3. BILD II Das Körper-Bild.
3.1. Der Körper als Reflektor.
Modelle für sinnliche Wahrnehmungsweisen finden sich auch in der
Gestaltpsychologie.
Ein Theoretiker, der diesen Ansätzen nahe steht, ist Rudolf zur Lippe:
"Wir begegnen immer dem Lebensgeschehen zugleich in den Formen eines
bestimmten Verständnisses. Je elementarer dieses Geschehen, je mehr es
unserer sinnlichen Anschauung sich entzieht, desto stärker ist die
Bedeutung der Begriffe und Modelle, in denen es dargestellt wird.
Während wir noch tief berührt sind von dem, was sich in den
Tiefenschichten des Lebens ereignet, müssen wir gleichzeitig höchst
wachsam darauf sein, wie wir uns diese Ereignisse vergegenwärtigen."(1)
Dieser Satz Rudolf zur Lippes kann zunächst, ohne näher auf
gestalttheoretische Ansätze einzugehen, als Warnung vor der Auslieferung
des Bewußtseins an die Bilder verstanden werden, und zwar genau in dem
Sinne der halluzinatorischen Wirkung unentzifferter Bilder bei Vilém
Flusser. Diese Warnung hat ihre Berechtigung. Wie aber ist der Gefahr der Bewußtlosigkeit
zu begegnen?
Doch keineswegs dadurch, daß sich die Augen vor den Bildern verschließen,
denn das entspräche der "Textolatrie", der ebenfalls
halluzinatorischen Wirkung unanschaulicher Texte. Vielmehr die Gleichzeitigkeit
von "Sich-berühren-lassen" und Wachsamkeit, ein genaues Hinsehen
und Entziffern wird empfohlen.
Ein solches Hinsehen ist vor allem deshalb erforderlich, weil es sich beim
Vergegenwärtigen nicht um "äußere", um Fremdbilder
handelt, sondern um "innere", um Selbstbilder. Die "Begriffe und
Modelle" von denen zur Lippe spricht, sind ja nicht die Ereignisse an sich,
sondern: "wie wir uns diese Ereignisse vergegenwärtigen".
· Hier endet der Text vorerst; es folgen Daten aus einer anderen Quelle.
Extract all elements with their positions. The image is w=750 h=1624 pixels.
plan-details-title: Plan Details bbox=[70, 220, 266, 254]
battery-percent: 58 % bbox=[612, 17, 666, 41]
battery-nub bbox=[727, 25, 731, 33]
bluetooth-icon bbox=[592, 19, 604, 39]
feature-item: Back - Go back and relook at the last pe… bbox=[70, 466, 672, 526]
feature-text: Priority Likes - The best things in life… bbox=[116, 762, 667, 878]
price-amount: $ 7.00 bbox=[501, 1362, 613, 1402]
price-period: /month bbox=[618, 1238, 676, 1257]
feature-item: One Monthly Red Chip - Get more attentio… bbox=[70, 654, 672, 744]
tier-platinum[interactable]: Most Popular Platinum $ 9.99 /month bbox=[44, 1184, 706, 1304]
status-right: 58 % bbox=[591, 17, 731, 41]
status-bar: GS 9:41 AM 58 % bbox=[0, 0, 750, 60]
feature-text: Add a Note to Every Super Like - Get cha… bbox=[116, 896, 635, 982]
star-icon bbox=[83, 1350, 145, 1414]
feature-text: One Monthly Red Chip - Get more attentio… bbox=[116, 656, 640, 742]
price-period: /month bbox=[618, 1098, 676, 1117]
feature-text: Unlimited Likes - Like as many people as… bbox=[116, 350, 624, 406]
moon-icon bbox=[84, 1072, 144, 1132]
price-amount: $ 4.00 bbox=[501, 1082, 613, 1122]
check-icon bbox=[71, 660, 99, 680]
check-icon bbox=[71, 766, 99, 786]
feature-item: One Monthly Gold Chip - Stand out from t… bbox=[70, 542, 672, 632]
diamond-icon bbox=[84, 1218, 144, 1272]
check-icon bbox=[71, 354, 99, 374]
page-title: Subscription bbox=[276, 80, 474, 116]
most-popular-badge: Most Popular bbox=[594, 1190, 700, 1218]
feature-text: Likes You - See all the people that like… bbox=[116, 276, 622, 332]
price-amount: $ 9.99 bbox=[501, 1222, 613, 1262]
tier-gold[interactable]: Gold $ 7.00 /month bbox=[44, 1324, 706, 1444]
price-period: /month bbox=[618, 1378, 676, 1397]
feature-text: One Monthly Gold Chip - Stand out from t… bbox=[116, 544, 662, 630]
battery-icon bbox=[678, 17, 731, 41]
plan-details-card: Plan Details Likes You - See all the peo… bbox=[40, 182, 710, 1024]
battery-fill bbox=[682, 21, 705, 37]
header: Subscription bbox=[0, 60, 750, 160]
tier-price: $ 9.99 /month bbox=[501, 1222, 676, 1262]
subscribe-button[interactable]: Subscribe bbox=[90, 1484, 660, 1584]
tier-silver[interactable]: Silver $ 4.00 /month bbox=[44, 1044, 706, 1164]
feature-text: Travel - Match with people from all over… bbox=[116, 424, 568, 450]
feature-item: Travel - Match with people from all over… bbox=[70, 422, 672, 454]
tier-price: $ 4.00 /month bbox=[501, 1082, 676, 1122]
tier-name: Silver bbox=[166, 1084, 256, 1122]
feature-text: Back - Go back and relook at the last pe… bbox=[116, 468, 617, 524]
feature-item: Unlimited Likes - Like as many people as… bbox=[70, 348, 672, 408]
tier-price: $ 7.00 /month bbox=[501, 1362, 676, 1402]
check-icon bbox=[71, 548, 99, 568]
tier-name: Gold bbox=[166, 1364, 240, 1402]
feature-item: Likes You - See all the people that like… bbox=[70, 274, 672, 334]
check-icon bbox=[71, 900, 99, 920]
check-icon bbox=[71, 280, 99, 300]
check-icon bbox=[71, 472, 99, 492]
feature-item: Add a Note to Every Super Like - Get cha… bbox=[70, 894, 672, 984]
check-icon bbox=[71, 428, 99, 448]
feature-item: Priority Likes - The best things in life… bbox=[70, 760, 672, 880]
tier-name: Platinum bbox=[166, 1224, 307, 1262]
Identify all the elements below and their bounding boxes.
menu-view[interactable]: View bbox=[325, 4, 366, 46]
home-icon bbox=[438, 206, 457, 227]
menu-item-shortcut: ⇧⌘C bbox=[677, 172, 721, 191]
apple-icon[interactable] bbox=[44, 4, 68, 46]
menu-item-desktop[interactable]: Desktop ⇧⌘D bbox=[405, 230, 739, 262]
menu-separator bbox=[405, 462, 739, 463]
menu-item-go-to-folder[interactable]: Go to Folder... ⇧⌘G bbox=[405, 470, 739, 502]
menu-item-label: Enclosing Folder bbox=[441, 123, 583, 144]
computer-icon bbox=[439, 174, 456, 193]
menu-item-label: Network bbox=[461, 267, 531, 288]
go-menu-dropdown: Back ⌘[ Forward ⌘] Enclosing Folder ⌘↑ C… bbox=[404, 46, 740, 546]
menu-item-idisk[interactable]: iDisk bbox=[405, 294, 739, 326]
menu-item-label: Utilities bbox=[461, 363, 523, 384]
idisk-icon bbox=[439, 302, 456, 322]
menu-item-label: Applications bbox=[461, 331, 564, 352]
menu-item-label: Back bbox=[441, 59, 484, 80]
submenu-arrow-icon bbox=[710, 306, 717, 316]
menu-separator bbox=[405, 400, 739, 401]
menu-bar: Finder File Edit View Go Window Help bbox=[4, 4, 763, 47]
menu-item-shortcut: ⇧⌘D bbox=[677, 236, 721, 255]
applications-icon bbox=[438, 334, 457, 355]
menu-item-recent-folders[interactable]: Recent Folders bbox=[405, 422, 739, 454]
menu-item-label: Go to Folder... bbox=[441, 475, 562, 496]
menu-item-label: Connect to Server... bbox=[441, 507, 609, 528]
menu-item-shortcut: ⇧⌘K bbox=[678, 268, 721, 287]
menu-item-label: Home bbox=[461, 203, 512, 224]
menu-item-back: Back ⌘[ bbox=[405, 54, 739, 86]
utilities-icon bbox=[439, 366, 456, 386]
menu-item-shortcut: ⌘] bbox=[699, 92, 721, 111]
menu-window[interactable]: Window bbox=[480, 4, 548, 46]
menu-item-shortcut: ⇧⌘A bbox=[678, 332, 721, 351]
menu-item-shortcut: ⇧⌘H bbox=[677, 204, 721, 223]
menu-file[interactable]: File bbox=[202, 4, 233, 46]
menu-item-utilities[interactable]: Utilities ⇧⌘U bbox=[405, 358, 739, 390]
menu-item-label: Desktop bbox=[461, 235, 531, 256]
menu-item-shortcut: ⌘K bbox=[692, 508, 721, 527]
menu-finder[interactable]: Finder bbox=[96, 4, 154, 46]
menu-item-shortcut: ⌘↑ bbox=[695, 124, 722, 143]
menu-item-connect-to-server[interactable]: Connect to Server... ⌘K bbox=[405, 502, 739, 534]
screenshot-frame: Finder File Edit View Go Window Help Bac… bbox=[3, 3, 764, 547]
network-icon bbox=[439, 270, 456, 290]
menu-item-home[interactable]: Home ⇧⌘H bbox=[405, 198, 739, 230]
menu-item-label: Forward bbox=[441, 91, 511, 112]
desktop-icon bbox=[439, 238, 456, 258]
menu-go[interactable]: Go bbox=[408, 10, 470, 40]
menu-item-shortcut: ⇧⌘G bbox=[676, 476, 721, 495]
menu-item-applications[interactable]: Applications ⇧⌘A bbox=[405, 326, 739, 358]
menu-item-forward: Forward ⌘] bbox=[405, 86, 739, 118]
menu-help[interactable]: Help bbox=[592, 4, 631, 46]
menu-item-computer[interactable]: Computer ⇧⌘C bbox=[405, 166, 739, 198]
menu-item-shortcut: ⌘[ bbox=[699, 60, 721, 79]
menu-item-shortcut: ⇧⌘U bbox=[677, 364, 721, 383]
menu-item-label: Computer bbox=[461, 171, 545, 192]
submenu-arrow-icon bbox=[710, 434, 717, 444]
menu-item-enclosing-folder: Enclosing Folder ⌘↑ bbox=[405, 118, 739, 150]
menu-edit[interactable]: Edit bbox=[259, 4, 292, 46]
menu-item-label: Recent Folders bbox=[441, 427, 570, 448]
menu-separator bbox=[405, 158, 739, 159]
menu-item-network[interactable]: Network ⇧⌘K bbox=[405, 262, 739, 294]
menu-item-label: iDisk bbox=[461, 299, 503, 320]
Und durch die Gleichsetzung von "Begriffen und Modellen" mit "Ereignissen",
erhält "vergegenwärtigen" bei Rudolf zur Lippe die Bedeutung
von "erinnern".
Das allgegenwärtige, permanente Erinnerungs-Bild der Ilias ist der Körper
des Kriegers. Auf die Ilias bezogen muß die Frage daher lauten:
"Wie wird dieser Körper vergegenwärtigt?".